City looks for community input for West End revitalization project
Published 12:00 am Tuesday, September 20, 2011
By Emily Ford
eford@salisburypost.com
SALISBURY — Leaders want people from all parts of the city, not just the West End, to help determine the best way to revitalize the distressed area.
“It’s going to take the entire community chipping in, lending resources and participating and helping in order for us to truly transform the West End neighborhood,” said Joe Morris, director of Community Planning Services.
The federal government awarded the city and Salisbury Housing Authority $170,000 in March to come up with a plan for the West End neighborhood, including demolishing and rebuilding Civic Park Apartments, a public housing project constructed in 1953 and well-maintained but functionally obsolete.
The money pays for a two-year study, including hiring architects and consultants and engaging the community.
Salisbury will compete with 16 other cities for up to $30 million in federal grants to implement the ideas. Salisbury was the smallest city to win a 2010 Choice Neighborhoods Planning Grant from the U.S. Department of Housing and Urban Development.
To launch a community dialogue, leaders will host a public forum at 7 p.m. Monday in City Hall.
“The purpose is to bring in not only residents from the West End and Civic Park but from the larger community to come and lend their ideas and provide input to the West End plan,” Morris said.
The city and Salisbury Housing Authority, also will conduct a two-day design charrette Oct. 19 and 20 to research physical changes they will propose for the West End, generally defined as Caldwell Street to Brenner Avenue, bounded by West Innes Street to the north and following Old Plank Road.
“There has been a long history in the neighborhood of leadership within the community,” Morris said.

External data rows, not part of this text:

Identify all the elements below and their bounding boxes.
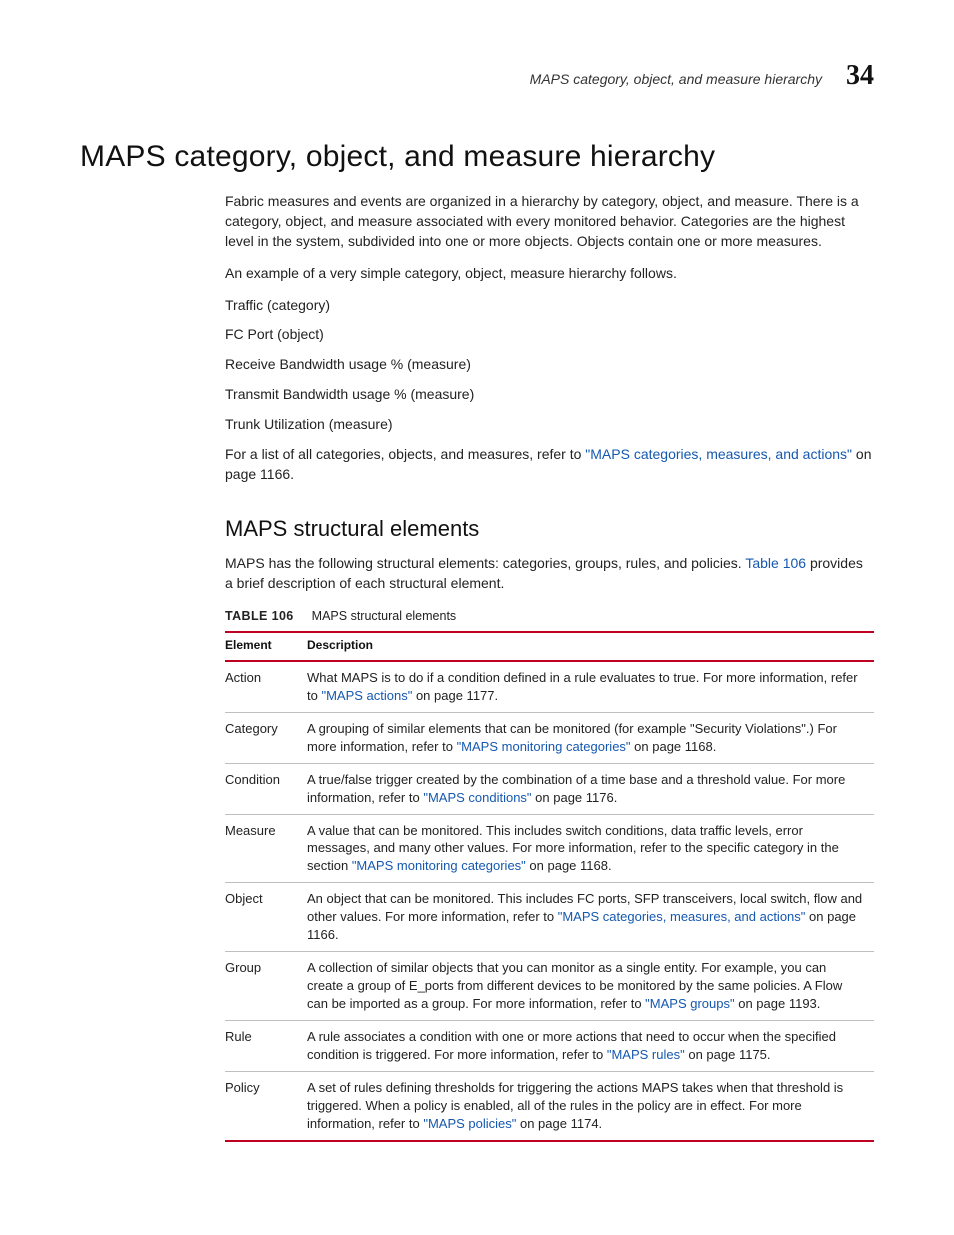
- hierarchy-level-1: Traffic (category): [225, 296, 874, 316]
- table-cell-element: Policy: [225, 1071, 307, 1140]
- table-caption: TABLE 106 MAPS structural elements: [225, 608, 874, 626]
- page: MAPS category, object, and measure hiera…: [0, 0, 954, 1202]
- structural-elements-table: Element Description Action What MAPS is …: [225, 631, 874, 1141]
- structural-intro-prefix: MAPS has the following structural elemen…: [225, 555, 745, 571]
- xref-link-maps-groups[interactable]: "MAPS groups": [645, 996, 734, 1011]
- table-header-element: Element: [225, 632, 307, 661]
- xref-link-maps-monitoring-categories[interactable]: "MAPS monitoring categories": [457, 739, 631, 754]
- table-caption-title: MAPS structural elements: [312, 609, 457, 623]
- xref-link-categories-measures-actions[interactable]: "MAPS categories, measures, and actions": [585, 446, 852, 462]
- page-title: MAPS category, object, and measure hiera…: [80, 140, 874, 174]
- xref-link-maps-policies[interactable]: "MAPS policies": [423, 1116, 516, 1131]
- xref-link-maps-categories-measures-actions[interactable]: "MAPS categories, measures, and actions": [558, 909, 806, 924]
- xref-link-maps-conditions[interactable]: "MAPS conditions": [423, 790, 531, 805]
- table-cell-element: Object: [225, 883, 307, 952]
- xref-link-maps-monitoring-categories[interactable]: "MAPS monitoring categories": [352, 858, 526, 873]
- table-row: Category A grouping of similar elements …: [225, 712, 874, 763]
- running-header-title: MAPS category, object, and measure hiera…: [530, 71, 822, 87]
- table-row: Condition A true/false trigger created b…: [225, 763, 874, 814]
- table-cell-element: Measure: [225, 814, 307, 883]
- table-row: Group A collection of similar objects th…: [225, 952, 874, 1021]
- example-intro: An example of a very simple category, ob…: [225, 264, 874, 284]
- table-cell-description: A grouping of similar elements that can …: [307, 712, 874, 763]
- section-subtitle: MAPS structural elements: [225, 513, 874, 544]
- table-cell-element: Condition: [225, 763, 307, 814]
- xref-link-maps-actions[interactable]: "MAPS actions": [321, 688, 412, 703]
- table-row: Action What MAPS is to do if a condition…: [225, 661, 874, 712]
- table-header-row: Element Description: [225, 632, 874, 661]
- table-row: Rule A rule associates a condition with …: [225, 1020, 874, 1071]
- chapter-number: 34: [846, 60, 874, 92]
- table-cell-description: A rule associates a condition with one o…: [307, 1020, 874, 1071]
- table-cell-description: A value that can be monitored. This incl…: [307, 814, 874, 883]
- table-cell-element: Category: [225, 712, 307, 763]
- xref-prefix: For a list of all categories, objects, a…: [225, 446, 585, 462]
- table-cell-description: A collection of similar objects that you…: [307, 952, 874, 1021]
- table-cell-description: What MAPS is to do if a condition define…: [307, 661, 874, 712]
- running-header: MAPS category, object, and measure hiera…: [80, 60, 874, 92]
- table-cell-element: Group: [225, 952, 307, 1021]
- table-caption-label: TABLE 106: [225, 609, 294, 623]
- body-text: Fabric measures and events are organized…: [225, 192, 874, 1142]
- structural-intro: MAPS has the following structural elemen…: [225, 554, 874, 594]
- table-cell-element: Action: [225, 661, 307, 712]
- hierarchy-level-3-item: Receive Bandwidth usage % (measure): [225, 355, 874, 375]
- hierarchy-level-2: FC Port (object): [225, 325, 874, 345]
- xref-link-maps-rules[interactable]: "MAPS rules": [607, 1047, 685, 1062]
- table-cell-description: A set of rules defining thresholds for t…: [307, 1071, 874, 1140]
- table-header-description: Description: [307, 632, 874, 661]
- hierarchy-example: Traffic (category) FC Port (object) Rece…: [225, 296, 874, 435]
- hierarchy-level-3-item: Trunk Utilization (measure): [225, 415, 874, 435]
- xref-paragraph: For a list of all categories, objects, a…: [225, 445, 874, 485]
- intro-paragraph: Fabric measures and events are organized…: [225, 192, 874, 252]
- table-cell-description: A true/false trigger created by the comb…: [307, 763, 874, 814]
- table-row: Measure A value that can be monitored. T…: [225, 814, 874, 883]
- table-body: Action What MAPS is to do if a condition…: [225, 661, 874, 1141]
- table-row: Object An object that can be monitored. …: [225, 883, 874, 952]
- table-cell-element: Rule: [225, 1020, 307, 1071]
- table-cell-description: An object that can be monitored. This in…: [307, 883, 874, 952]
- hierarchy-level-3-item: Transmit Bandwidth usage % (measure): [225, 385, 874, 405]
- xref-link-table-106[interactable]: Table 106: [745, 555, 806, 571]
- table-row: Policy A set of rules defining threshold…: [225, 1071, 874, 1140]
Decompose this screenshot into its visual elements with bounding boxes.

The West End Community Organization, founded in 1955, is active today, with several members in attendance at the City Council meeting Tuesday. Community members have been vocal in the planning process.
Two groups will guide the transformation planning process — a steering committee made up of community stakeholders and city leaders, and a core committee of staff from the city and Salisbury Housing Authority.
Although the grant allows for two years for planning with a deadline of January 2013, Morris said he hopes to submit Salisbury’s entry by October 2012.
The final product will resemble the city’s master plan for downtown Salisbury.
“It will be a physical plan that shows what we want the neighborhood to look like, and then a number of policies, recommendations and action strategies tied to the plan that can be implemented over time,” Morris said.
The plan will accompany a notebook listing proposed policies in a logical order, he said.
“We need to be very thorough in our analysis and strategic in our implementation,” he said.
As part of the process, the city and housing authority will identify sources of money that could fund the plan if it doesn’t win a federal grant worth millions of dollars. That way, the planning process hasn’t been a waste, it would just take longer to implement.
“The idea is to create a vision and then backfill it with the strategies in order to accomplish it,” Morris said.